Tomorrow, I’ll be joining a half-dozen Colorado-based artists and creators to testify before the Colorado Senate Business, Labor, and Technology Committee on the merits of A-Corps.
The artists and creators will share their experiences trying to fit into a system that wasn't designed for them. We'll share the experience and research that led to A-Corps and the benefits it unlocks: growing the economic and legal rights of creative people, improving health care access through group plans and pooled benefits, and establishing a new financial instrument — the A-Corp share — to help artists keep and grow the value of their work.
Colorado already has a thriving creative economy of 100,000+ arts and culture jobs, plus the Sundance Film Festival moving to Boulder next year. Becoming the first place in the world to make Artist Corporations a reality will grow the state's reputation as a hub for the creative economy nationally and internationally.
After testimony, the five committee members will ask questions and vote on whether the bill advances to the full Senate. A simple majority voting yes moves it forward — and the committee's chair, Senator Marc Catlin (R), is already a co-sponsor.
Testimony will be livestreamed here tomorrow starting around 10am MT. We'll report back next week on what happened.
DFOS takes a leap
Less visible but also significant: this week DFOS hit a breakthrough that brings our ultimate vision much closer to reality.
DFOS creates shared private internets — spaces where groups of people come together in worlds of their own. Worlds with their own look and feel, their own apps, their own density of content and functionality.
Earlier iterations of DFOS buried these powerful capabilities inside complicated settings screens, while the most visible surface areas felt more like Slack/Discord than the new world we’re trying to create.
This past week, Ilya designed a new approach that cracks that open. Instead of burying customization inside complicated settings screens, it replaces them with a tight experience of simple apps that dynamically produce unique experiences tuned to each community's needs.

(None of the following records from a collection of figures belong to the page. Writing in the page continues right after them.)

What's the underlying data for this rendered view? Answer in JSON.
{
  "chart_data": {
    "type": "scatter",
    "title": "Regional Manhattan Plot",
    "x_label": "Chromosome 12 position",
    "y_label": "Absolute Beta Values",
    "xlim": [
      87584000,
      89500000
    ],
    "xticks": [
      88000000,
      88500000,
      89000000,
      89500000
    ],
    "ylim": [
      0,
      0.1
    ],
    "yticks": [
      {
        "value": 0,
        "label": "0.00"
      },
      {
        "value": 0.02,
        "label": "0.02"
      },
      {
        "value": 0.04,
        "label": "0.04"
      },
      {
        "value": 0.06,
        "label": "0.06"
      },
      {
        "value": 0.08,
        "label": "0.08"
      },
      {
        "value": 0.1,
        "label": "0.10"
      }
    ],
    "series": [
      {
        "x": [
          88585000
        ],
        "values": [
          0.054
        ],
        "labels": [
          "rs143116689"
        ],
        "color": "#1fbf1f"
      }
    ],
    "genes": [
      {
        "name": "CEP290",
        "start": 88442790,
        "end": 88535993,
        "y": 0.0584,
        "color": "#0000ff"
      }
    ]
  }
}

Because DFOS was designed from the beginning as an operating system built on a protocol with apps on top, this evolution doesn’t require a hard left or big rewrite. The next steps are clear and simple. The world of mini-apps we've been building towards will now arrive even faster than expected.
In the near-term, this pushes back our planned launch by a couple of weeks. In the long-term, the improvements are well worth it. As these pieces come together, the foundations for a new internet are taking shape.